The elegance of a discourse is not its eloquence; it is a part of it; it is neither the harmony nor metre alone; it is clearness, metre, and choice of words, united.
There are languages in Europe in which nothing is more scarce than an elegant expression. Rude terminations, frequent consonants, and auxiliary-verbs grammatically repeated in the same sentence, offend the ears even of the natives themselves.
A discourse may be elegant without being good, elegance being, in reality, only a choice of words; but a discourse cannot be absolutely good without being elegant. Elegance is still more necessary to poetry than eloquence, because it is a part of that harmony so necessary to verse.
An orator may convince and affect even without elegance, purity, or number; a poet cannot really do so without being elegant: it is one of the principal merits of Virgil. Horace is much less elegant in his satires and epistles, so that he is much less of a poet sermoni proprior.
The great point in poetry and the oratorical art is that the elegance should never appear forced; and the poet in that, as in other things, has greater difficulties than the orator, for harmony being the base of his art, he must not permit a succession of harsh syllables. He must even sometimes sacrifice a little of the thought to elegance of expression, which is a constraint that the orator never experiences.
It should be remarked that if elegance always appears easy, all that is easy and natural is not, however, elegant.

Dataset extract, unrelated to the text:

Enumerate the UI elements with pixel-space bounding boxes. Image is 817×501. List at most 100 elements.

It is seldom said of a comedy that it is elegantly written. The simplicity and rapidity of a familiar dialogue exclude this merit, so proper to all other poetry. Elegance would seem inconsistent with the comic. A thing elegantly said would not be laughed at, though most of the verses of Molière's "Amphitryon," with the exception of those of mere pleasantry, are elegantly written. The mixture of gods and men in this piece, so unique in its kind, and the irregular verses, forming a number of madrigals, are perhaps the cause.
A madrigal requires to be more elegant than an epigram, because the madrigal bears somewhat the nature of the ode, and the epigram belongs to the comic. The one is made to express a delicate sentiment, and the other a ludicrous one.
Elegance should not be attended to in the sublime: it would weaken it. If we read of the elegance of the Jupiter Olympus of Phidias, it would be a satire. The elegance of the "Venus of Praxiteles" may be properly alluded to.